More deaths a year from ground level ozone pollution

More frequent and severe wildfires

Longer and more intense pollen seasons

Increase spread of marine toxins and pathogens

Increased gastrointestinal illnesses due to heavier rainfall as sewage systems are overloaded.


Key Message 5: Adaptation efforts.
And here, finally, we land on some hope. The region has been far from idle in the face of these threats. As the report says, in glowing terms, “communities in the northeast are proactively planning and implementing actions to reduce risks posed by climate change.”

They are absolutely right. Kingston, for example, has a strong track record and pretty big ambitions. The City won a Bronze Climate Smart Community award in 2014 for progress made—“the highest level achieved by any municipality in New York.” And then, not content to rest on their laurels, the City adopted Resolution #179 in 2017, committing to “100% Clean Energy by 2050.” To cap off a big year, 2017 also saw the City become the first in New York to be designated a Clean Energy Community.  The Kingston community deserves much respect and kudos.

The question that constantly needs asking, though, is it enough?

As we learn more about what we’re facing, the answer, unfortunately, has to be no.  Everything that has been and is happening can be deeply impressive (and it is) and still not be enough. The “100% clean energy by 2050” goal, for example, ranks amongst the best in the country and yet still falls short even of the demands of the conservative IPCC.

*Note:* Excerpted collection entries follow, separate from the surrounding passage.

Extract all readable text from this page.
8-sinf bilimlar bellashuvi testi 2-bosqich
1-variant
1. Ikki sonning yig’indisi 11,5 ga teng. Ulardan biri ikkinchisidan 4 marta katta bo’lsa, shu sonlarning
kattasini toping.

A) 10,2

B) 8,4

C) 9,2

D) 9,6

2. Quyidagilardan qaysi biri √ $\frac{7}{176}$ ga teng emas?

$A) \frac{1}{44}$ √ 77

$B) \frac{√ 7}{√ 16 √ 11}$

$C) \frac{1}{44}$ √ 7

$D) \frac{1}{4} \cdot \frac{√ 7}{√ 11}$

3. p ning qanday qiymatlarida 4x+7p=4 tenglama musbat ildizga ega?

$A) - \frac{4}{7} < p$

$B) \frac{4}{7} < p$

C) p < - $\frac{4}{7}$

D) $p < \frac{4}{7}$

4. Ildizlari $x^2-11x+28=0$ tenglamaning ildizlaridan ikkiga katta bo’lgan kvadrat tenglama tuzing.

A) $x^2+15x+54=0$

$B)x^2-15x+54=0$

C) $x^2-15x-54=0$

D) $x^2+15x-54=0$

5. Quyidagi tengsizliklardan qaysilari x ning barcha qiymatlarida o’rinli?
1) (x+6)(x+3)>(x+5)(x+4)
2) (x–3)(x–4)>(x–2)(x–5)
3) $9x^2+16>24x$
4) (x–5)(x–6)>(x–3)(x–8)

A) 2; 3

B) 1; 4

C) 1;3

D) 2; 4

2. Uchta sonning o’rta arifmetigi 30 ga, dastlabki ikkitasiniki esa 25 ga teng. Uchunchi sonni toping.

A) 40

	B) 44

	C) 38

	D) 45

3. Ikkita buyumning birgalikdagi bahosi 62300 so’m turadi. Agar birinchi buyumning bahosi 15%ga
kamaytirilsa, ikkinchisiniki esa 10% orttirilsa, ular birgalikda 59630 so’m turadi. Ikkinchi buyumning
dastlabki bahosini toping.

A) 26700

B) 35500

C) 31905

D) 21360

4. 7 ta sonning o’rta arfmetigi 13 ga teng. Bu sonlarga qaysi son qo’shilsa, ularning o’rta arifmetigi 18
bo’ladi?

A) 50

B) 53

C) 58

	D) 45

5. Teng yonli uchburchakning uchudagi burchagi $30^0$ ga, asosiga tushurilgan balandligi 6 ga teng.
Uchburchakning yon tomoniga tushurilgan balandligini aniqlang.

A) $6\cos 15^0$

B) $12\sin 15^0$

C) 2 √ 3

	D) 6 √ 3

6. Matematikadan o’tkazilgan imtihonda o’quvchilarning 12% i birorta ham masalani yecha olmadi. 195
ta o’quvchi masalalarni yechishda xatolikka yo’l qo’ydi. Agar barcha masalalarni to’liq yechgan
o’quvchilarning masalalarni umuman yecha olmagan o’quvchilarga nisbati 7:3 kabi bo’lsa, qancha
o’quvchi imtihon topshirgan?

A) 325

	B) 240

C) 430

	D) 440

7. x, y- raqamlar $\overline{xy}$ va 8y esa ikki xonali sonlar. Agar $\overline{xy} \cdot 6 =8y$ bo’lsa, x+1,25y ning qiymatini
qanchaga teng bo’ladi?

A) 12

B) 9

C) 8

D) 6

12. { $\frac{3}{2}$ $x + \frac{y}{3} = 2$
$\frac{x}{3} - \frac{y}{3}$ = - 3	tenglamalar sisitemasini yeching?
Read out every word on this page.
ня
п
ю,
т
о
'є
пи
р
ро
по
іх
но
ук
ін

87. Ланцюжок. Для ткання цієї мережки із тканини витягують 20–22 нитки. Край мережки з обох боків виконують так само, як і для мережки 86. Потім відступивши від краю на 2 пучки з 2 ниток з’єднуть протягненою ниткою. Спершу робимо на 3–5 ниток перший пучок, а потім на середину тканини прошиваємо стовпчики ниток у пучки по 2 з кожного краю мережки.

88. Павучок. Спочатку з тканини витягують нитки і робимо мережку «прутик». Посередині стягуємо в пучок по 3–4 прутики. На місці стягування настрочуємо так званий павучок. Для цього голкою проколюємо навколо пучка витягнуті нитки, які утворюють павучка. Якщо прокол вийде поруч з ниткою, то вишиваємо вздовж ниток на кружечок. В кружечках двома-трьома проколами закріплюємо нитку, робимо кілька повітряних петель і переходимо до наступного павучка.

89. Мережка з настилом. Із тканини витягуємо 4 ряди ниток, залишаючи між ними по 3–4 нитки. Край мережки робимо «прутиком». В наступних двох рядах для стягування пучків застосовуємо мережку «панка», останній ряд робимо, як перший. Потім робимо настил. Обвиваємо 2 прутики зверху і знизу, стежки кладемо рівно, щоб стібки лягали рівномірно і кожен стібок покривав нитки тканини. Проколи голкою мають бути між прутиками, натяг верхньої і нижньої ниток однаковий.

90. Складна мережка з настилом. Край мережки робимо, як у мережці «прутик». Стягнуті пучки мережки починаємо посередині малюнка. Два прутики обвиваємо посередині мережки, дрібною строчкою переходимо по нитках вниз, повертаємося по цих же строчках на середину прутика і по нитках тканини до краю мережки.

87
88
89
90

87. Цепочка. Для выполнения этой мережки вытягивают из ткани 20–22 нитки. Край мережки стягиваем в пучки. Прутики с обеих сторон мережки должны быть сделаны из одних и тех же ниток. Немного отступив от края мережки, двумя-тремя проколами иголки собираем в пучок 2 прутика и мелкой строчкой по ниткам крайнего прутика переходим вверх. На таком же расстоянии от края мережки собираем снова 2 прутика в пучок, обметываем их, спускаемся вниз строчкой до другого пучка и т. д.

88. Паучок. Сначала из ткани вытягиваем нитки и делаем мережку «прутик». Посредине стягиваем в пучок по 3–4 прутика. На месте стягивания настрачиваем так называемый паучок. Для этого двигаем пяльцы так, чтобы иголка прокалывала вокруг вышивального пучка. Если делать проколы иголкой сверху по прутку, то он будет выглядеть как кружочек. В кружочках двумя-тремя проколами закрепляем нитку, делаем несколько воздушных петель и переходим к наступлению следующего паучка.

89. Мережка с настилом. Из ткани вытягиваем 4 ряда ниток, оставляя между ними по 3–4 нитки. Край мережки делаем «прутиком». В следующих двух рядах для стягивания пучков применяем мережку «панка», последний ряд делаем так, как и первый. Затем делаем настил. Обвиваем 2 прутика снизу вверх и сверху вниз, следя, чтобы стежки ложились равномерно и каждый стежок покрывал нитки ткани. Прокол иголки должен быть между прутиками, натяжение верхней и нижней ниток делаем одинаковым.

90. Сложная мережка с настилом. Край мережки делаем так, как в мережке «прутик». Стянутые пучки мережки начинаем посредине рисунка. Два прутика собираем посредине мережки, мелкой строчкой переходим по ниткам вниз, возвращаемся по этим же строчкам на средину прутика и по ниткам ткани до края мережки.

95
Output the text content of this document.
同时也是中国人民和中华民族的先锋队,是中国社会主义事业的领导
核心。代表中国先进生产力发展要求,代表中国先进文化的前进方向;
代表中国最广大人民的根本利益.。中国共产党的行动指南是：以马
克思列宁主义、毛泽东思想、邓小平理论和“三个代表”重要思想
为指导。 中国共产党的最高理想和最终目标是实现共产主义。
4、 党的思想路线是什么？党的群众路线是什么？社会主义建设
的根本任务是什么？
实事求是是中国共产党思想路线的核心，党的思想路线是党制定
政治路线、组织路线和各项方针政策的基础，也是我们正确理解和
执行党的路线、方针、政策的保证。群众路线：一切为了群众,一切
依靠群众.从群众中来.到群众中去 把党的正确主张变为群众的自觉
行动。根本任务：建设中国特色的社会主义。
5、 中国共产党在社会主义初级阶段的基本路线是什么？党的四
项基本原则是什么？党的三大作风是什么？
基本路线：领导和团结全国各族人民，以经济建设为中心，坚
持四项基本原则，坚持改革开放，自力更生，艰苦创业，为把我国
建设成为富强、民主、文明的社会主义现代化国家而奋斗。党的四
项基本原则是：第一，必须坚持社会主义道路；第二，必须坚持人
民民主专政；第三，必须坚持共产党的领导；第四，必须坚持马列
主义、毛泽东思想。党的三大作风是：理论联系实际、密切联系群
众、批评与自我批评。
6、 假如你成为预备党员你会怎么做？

The key concept for us all going forward is resilience: Our ability to withstand changes and shocks. How can we make everything from the energy grids to the farming economy less vulnerable? How do we prepare for more migration into and around the region? How, even, do we prepare for some of the truly worst-case scenarios, barely even touched on in the government’s report: what happens, for example, if we see a sudden drop off in insect numbers, as they have in Germany, and all the potential that has for disrupting the agriculture industry upon which most of the region relies?

The sensible approach to uncertainty is surely to hope for the best while preparing for the worst. Given that time is money, the smart option is to minimize delay and maximize action.